Patrick Fransen, Nils Hansen-Algenstaedt, Athanasios Chatzisotiriou, David Cesar Gonzalez Noriega, Jan Verheyden, Wim Van Hecke and Vincent Pointillart
Introduction: In many cases, cervical arthroplasty can avoid adjacent segment degeneration, by preserving the mobility of the operated level. In this paper, we present and analyze the radiological results of a cohort of patients who underwent cervical disc arthroplasty, with the Baguera®C cervical disc prosthesis.
Material and methods: 99 patients and a total of 123 prostheses were included in a retrospective analysis of radiographic images, based on a registry type data collection, with a two-year follow-up (FU). The radiological data was independently assessed for the range of motion, disc angle, disc height at the operated level and at the adjacent level, and for heterotopic ossifications (HO).
Results: At the operated level, the range of motion (ROM) decreased from 10.2° preoperatively to 8.7° (nonsignificant) after two years in the one level total disc replacement (TDR) group, from 9.8° to 9.1° (non-significant) in the two levels TDR group. The motion of the upper FSU changed from 10.6° preoperatively to 13.5° after two years in the one level TDR group, from 11.6° to 10.9° in the two levels group. The disc height at the level of the operated FSU changed from 4 mm preoperatively to 7.1 mm after six weeks and 6.5 mm after two years for the one level TDR.

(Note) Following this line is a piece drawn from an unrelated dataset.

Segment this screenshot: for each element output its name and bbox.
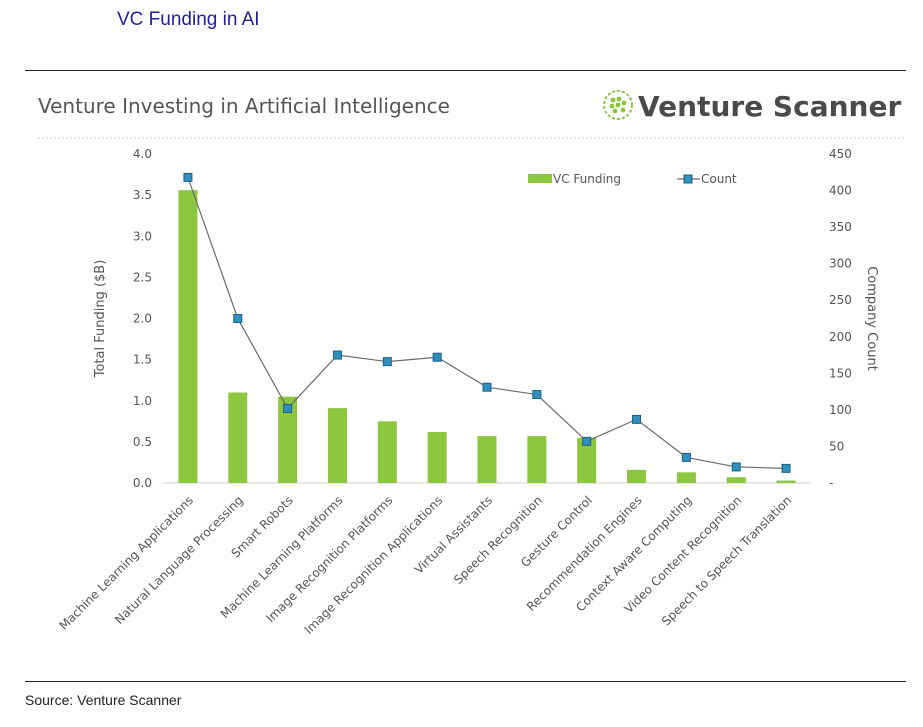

The disc height at the level above the highest operated FSU changed from 4.24 mm preoperatively to 4 mm after six weeks and 4.2 mm after two years for the one level TDR, from 4.5 mm to 5.4 mm (6W) and 5.3 mm (2Y) for the two levels TDR.
No heterotopic ossification was observed in 46% of the patients. HO was observed, respectively 20.1% grade I, 14.5% grade II, 13.7% grade III and 5.6% grade IV. HO restricting mobility (grades III and IV) were seen in 19.3%. The prostheses were mobile in 80.6% after two years.
Conclusion: Cervical arthroplasty using the Baguera®C prosthesis, demonstrated cervical mobility preservation in 80.6% of the patients, an HO rate of 54%, mostly grade I and II, no signs of subsidence and no signs of degeneration or kyphosis of the adjacent disc. This motion preserving surgical treatment, either used alone or in combination with segmental fusion, shows encouraging results in term of adjacent level disease protection and appears, therefore, as safe and effective.